Comment Blanquer s'est imposé comme pilier du gouvernement

Jean-Michel Blanquer mercredi lors de la présentation de sa réforme du bac. - Stéphane de Sakutin - AFP
C'est la semaine de Jean-Michel Blanquer. Le ministre de l'Education a présenté mercredi sans fracas sa réforme du baccalauréat. Ce jeudi, il est l'invité de l'Emission politique de France 2. Tout en retenue, le ministre gagne du poids politique.
> La discrétion
Le ministre, ancien recteur et directeur général de l'enseignement scolaire, est arrivé discrètement à son poste rue de Grenelle. Inconnu du public, il s'est installé "en donnant l'impression de maîtriser son sujet, sans non plus donner l'impression d'avoir réponse à tout", se souvient Bernard Sananès, président de l'institut d'opinion Elabe.
Pas de sorties tonitruantes ni de provocation. Loin de certains de ses prédécesseurs, Jean-Michel Blanquer se fait discret. Il prend garde de ne pas froisser pas ses interlocuteurs, et multiplie les projets de réforme: les classes de CP dédoublées, la réforme du bac, et l'installation de Parcoursup pour remplacer le système post-bac. Dans le même temps, il s'entoure de personnalités de tous bords, dont certaines sont issues de la société civile.
> Pas d'idéologie
A l'image d'Emmanuel Macron, Jean-Michel Blanquer ne se réclame pas non plus d'étiquettes politiques. Il n'est pas idéologisé et le revendique. "Je suis convaincu que l'éducation n'est pas un sujet de clivage gauche-droite", confiait-il au Monde. "Elle se situe au niveau le plus haut, celui des valeurs".

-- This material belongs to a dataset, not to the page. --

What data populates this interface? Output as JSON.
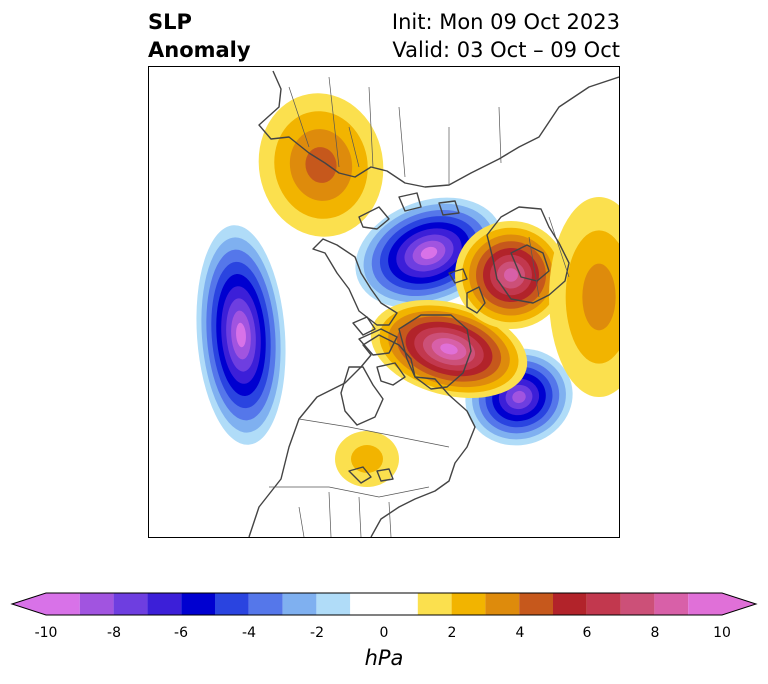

Depuis son arrivée au gouvernement, il évoque régulièrement ces "valeurs" et revendique le "retour à l'autorité", aux "valeurs fondamentales de l'école". "C'est quelque chose qui fait consensus", estime Bernard Sananès. Le besoin du retour à l'autorité est partagé par 6 Français sur 10, selon Elabe.
Au passage, il s'adresse à l'électorat de droite, et se construit en opposition à l'action de sa prédécesseure, Najat Vallaud-Belkacem. "Blanquer, c'était la bonne nouvelle du gouvernement pour la droite, qui détestait Vallaud-Belkacem", rappelle Jérôme Sainte-Marie, de l'institut Pollingvox. "Au gouvernement, il remplit une fonction qu'Emmanuel Macron a du mal à remplir: le conservatisme sur le plan scolaire." A gauche, les attaques sont rares et proviennent principalement de la France insoumise, qui l'accuse de mettre en place une sélection pour l'entrée à l'université. C'est d'ailleurs le député LFI Alexis Corbière qui débattra face au ministre sur France 2.
> Un contexte favorable
Jean-Michel Blanquer bénéficierait-il aussi d'un alignement des planètes? Le contexte lui est en tout cas favorable. Il arrive rue de Grenelle au moment où les syndicats sont affaiblis. Malgré des critiques de la France insoumise au sujet de sa réforme du bac et de Parcoursup, les lycéens et les étudiants se mobilisent peu. Les appels à manifester ont été peu relayés. "Il arrive au moment où les ressources idéologiques de la gauche universitaire sont épuisées", estime Jérôme Sainte-Marie. "Et ainsi, il solde les comptes de la période précédente".
> Le défi de l'opinion publique
Si Jean-Michel Blanquer a le vent en poupe, il lui reste toutefois un défi de taille à relever: celui de l'opinion publique. S'il concentre peu d'opposition contre lui de la part du monde de l'Education, il n'emporte pas pour autant une réelle adhésion du public: "or l'Education nationale, c'est un sujet grand public!", rappelle Bernard Sananès.
Selon Elabe, il ne bénéficie "que" de 18% d'opinions favorables contre 29% d'images négatives. Et surtout, la même étude relève que 53% des sondés ne se prononcent pas à son sujet: "Il n'est pas encore identifié, et beaucoup attendent encore de voir ce qu'il va faire". Son passage à l'Emission politique devrait lui permettre de se faire mieux connaître, voire de s'exprimer sur d'autres sujets que l'Education. La laïcité, le service national, la formation... Des sujets brûlants, sur lesquels Emmanuel Macron pourrait avoir besoin de soutien.